The only way out of this sorry social, economic and medical mess is the rapid production and distribution of as many vaccines as possible. Anti-vaxxers are having a field day denigrating ,casting doubt and spreading misinformation, much as they have been doing ever since the eighteenth century. The malign consequences of their efforts were shown by the upsurge in diseases like measles after the Andrew Wakefield scandal. The evolution of the delta variant of Sars-Cov-2, which causes Covid-19, was a direct consequence of the virus running amok in unprotected populations. We have to stand firm on vaccines, because something much worse is waiting.

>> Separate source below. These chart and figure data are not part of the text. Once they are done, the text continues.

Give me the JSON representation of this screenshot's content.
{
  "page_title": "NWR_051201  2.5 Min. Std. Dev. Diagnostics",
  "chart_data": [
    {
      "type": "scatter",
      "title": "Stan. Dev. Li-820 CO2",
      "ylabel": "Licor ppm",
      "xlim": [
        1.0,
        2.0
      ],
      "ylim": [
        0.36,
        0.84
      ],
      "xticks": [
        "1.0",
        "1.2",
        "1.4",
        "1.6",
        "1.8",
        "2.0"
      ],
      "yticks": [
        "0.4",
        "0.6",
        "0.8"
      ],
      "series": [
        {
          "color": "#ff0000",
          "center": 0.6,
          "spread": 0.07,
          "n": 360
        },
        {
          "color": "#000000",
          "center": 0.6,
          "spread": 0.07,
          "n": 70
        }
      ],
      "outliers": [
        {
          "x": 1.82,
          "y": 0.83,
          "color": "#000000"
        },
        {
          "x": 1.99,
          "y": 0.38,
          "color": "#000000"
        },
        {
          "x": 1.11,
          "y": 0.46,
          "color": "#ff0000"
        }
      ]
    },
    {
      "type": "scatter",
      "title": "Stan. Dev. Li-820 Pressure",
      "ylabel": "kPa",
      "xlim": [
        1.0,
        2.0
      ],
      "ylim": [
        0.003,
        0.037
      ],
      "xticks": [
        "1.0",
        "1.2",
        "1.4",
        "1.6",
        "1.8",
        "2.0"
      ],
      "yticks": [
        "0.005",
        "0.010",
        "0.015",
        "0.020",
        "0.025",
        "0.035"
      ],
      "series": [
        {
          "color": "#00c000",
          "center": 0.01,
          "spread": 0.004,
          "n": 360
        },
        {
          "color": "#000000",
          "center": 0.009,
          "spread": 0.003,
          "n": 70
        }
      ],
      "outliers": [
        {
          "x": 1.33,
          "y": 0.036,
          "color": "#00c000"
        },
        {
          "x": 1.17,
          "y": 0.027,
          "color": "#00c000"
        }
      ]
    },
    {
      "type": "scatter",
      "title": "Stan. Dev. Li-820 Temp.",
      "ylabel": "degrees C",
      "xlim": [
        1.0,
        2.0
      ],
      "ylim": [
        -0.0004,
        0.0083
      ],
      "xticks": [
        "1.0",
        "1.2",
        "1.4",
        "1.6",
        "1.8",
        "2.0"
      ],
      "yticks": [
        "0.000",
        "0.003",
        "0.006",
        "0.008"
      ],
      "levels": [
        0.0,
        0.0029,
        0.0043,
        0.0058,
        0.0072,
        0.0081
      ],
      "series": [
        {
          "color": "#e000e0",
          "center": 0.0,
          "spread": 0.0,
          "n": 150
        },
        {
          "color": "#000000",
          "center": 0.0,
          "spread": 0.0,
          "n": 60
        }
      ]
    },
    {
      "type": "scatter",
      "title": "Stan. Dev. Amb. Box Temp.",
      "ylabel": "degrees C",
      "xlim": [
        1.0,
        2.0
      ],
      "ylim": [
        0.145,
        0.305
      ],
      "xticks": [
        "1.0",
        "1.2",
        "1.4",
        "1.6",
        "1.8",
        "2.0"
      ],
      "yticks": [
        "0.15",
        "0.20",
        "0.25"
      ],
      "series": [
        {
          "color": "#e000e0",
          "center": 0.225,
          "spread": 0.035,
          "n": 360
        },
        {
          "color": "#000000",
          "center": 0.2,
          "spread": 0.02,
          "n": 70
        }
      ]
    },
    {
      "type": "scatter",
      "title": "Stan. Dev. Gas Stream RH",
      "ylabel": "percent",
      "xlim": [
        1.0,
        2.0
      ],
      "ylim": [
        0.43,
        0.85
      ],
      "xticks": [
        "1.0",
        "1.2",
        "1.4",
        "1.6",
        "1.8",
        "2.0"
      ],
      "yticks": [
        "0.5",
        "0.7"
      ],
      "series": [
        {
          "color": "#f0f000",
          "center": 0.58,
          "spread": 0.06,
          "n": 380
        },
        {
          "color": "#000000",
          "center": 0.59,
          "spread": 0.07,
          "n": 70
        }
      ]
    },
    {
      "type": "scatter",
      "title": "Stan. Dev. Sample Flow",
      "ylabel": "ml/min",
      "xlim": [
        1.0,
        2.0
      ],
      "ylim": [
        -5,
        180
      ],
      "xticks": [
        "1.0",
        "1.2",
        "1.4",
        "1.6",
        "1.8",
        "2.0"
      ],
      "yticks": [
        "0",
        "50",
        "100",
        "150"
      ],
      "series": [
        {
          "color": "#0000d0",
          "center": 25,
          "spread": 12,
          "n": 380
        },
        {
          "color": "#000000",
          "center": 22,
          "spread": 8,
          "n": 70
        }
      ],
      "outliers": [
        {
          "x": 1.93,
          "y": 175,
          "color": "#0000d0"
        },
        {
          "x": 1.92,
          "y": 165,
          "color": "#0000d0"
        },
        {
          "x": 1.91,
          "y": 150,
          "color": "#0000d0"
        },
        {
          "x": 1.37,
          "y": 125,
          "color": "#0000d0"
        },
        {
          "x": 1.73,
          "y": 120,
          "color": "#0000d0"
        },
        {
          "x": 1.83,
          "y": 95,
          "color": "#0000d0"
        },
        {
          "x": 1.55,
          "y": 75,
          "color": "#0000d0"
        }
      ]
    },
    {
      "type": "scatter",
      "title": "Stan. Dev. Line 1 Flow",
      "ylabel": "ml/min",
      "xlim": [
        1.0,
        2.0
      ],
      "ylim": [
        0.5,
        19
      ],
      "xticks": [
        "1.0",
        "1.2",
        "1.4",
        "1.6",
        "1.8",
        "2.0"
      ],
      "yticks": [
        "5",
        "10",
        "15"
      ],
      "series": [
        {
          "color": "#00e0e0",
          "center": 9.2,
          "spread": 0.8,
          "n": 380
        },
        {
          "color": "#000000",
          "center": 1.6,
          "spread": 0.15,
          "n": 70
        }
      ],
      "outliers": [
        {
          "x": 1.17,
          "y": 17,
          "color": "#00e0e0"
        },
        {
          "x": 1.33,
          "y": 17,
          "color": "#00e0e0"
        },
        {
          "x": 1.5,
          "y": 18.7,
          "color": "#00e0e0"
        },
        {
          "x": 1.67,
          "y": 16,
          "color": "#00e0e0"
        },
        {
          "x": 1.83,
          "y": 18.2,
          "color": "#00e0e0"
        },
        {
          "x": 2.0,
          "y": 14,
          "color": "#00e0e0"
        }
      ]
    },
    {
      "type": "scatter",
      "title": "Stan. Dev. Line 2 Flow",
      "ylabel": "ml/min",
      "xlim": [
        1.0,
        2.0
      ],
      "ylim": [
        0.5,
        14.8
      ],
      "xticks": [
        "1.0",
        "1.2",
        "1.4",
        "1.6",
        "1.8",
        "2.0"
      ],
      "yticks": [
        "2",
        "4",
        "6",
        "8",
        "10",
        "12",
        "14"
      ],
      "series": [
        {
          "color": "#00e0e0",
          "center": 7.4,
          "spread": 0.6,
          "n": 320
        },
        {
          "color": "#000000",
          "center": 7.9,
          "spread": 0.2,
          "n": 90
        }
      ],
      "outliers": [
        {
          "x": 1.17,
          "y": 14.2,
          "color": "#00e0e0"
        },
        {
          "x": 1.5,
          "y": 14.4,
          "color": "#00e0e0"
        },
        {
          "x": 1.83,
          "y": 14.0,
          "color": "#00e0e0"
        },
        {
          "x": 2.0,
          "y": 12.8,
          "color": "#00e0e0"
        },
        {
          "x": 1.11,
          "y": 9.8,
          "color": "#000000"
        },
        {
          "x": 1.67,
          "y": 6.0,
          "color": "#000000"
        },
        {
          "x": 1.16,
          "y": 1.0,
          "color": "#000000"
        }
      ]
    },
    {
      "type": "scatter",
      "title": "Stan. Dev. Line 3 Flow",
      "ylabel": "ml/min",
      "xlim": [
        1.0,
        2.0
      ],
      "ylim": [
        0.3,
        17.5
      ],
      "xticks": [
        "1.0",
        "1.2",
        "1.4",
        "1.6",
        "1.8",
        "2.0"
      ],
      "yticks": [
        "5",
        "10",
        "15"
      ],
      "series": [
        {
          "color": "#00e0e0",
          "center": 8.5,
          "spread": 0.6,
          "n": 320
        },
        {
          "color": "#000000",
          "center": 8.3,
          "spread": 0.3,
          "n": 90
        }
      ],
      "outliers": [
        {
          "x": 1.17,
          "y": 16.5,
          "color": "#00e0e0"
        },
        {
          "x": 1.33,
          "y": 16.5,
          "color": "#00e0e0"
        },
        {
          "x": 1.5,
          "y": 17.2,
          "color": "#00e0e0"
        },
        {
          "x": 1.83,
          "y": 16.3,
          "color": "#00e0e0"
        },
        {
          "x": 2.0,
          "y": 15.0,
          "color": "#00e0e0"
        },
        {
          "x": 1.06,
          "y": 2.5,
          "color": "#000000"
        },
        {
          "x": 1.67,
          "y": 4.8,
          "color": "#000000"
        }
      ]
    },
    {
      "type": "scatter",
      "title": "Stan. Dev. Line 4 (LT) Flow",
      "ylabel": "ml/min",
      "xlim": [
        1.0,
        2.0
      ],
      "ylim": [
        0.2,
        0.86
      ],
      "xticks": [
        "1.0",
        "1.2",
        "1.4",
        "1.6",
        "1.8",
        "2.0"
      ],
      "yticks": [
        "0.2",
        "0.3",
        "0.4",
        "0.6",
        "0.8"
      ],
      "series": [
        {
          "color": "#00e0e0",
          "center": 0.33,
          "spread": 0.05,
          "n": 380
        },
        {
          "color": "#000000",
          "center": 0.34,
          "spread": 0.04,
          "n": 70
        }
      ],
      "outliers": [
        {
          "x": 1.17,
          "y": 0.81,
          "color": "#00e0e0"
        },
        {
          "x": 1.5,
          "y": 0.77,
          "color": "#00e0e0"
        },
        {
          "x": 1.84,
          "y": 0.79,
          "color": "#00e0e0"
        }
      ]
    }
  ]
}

For about 60 years bacteria have been held in check by antibiotics. However, levels of bacterial resistance to antibiotics are now increasing fast. Already ancient killers like TB are making a comeback. New forms of MRSA in hospitals could make safe surgery impossible. According to the charity Antibiotic Research UK this problem is already causing 700,000 unnecessary deaths a year and by 2050 this figure will reach 10,000,000. The consequences of two or more antibiotic resistant diseases appearing at once would make the effects of a single coronavirus seem small indeed.
Despite heroic efforts to develop new antibiotics, bacteria will always evolve new resistance. The only long term answer is to develop a massive and sustained programme of vaccination. A recent review article in Nature outlines some promising lines of research the role of vaccines in combatting antimicrobial resistance | Nature Reviews Microbiology. As our experience of Covid-19 shows, the sooner that vaccines are developed and used, the smaller is the toll of death and misery.
To surrender to the anti-vaxxers even on one case like polio will hamper the efforts of researchers and health workers everywhere. The consequences in suffering and death will be enormous. But to adopt a policy of universal vaccinations offers the hope of a future where we still have hospitals, and diseases like polio and TB are no more than ancestors’ tales.